Papillion-La Vista South High School (commonly referred to as Papio South, PLSHS, PLSouth, or PLS) is a high school in Papillion, Nebraska, United States. It is one of two high schools in the Papillion-La Vista Public School District. The school's principal is Jeff Spilker.

==History==
Papillion-La Vista South High School opened in the fall of 2003. A successful 2018 referendum allocated money for the expansion of Papio South's facilities to accommodate over 2,000 students.

== Academics ==
Papillion-La Vista South offers dual credit classes through the University of Nebraska Omaha.

== Extracurricular activities ==

=== Athletics ===
Papilion-La Vista South has won eighteen state championships: girls' cross-country in 2010, 2014, and 2015; girls' track and field in 2023, 2025, and 2026; volleyball in 2010, 2011, 2012, 2019, 2021, 2022, 2024, and 2025; boys’ cross-country in 2017; boys' basketball in 2025 and baseball in 2010 and 2011. The Papillion South student section is known as the "Black Hole".

=== Performing arts ===
PLS has three competitive show choirs, the mixed-gender "Titanium", "Titan Express", as well as the all-female "Titan Radiance". The program also hosts an annual competition, the "Titan Classic". The choirs are backed by a state winning showband, "Platinum".

The school also has a competitive marching band and hosts an annual competition, "Titan Marching Invitational" for that discipline. The Titan Marching Band won the Nebraska class AA and Grand Championship at the NSBA state marching contest in 2021. The school also has two jazz bands, the top group "Silver Tones" and the lower group "Blue Notes". Both jazz bands have a reputation for Superior ratings at competitions.

Papio South's band program also has a winter arts program that includes winter winds, winter guard, and winter percussion.
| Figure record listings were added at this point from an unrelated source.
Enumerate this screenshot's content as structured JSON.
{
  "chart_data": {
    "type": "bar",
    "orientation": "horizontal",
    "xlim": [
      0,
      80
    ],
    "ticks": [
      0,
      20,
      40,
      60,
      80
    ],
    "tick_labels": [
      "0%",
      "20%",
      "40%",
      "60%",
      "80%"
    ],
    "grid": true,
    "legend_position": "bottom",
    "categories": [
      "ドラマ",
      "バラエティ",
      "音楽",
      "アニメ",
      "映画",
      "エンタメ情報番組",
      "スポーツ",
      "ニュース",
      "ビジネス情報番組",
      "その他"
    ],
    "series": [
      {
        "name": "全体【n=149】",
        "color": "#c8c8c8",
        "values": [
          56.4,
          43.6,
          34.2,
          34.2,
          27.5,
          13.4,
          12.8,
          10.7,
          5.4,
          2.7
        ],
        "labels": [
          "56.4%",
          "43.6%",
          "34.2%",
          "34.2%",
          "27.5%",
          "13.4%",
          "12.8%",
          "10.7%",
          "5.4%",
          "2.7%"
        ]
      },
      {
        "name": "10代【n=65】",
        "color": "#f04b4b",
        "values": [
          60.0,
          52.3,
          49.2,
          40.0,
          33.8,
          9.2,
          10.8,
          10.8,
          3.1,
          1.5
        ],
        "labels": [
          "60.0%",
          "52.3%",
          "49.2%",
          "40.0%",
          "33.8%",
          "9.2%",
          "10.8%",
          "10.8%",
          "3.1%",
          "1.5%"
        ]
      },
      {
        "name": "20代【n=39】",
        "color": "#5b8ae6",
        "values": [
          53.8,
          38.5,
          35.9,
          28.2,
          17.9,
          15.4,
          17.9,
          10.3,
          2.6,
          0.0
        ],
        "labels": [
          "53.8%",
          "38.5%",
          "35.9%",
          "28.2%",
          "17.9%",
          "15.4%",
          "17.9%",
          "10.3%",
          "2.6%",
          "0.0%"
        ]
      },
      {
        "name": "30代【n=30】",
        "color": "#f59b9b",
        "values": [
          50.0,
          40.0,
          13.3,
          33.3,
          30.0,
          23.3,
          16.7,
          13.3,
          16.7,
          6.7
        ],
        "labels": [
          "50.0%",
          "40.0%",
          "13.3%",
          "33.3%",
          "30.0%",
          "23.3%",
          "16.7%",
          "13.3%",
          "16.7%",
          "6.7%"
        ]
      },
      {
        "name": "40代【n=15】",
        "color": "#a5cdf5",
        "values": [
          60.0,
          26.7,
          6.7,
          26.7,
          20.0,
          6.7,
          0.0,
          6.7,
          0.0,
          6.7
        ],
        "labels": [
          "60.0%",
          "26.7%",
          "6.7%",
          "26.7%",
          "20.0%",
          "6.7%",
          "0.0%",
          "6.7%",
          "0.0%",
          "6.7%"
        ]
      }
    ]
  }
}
All of these groups compete in WGI competitions, with guard winning a Regional in Denver, CO, their Winds placing 4th in Winds Scholastic A World Finals, and their Percussion group placing 28th in Percussion Scholastic World Prelims.

The school formerly had a "Rap Club" which went on to produce four albums, Room D05 (2015), GOAT (2016), FEUD (2017), and Mixed Emotions (2018).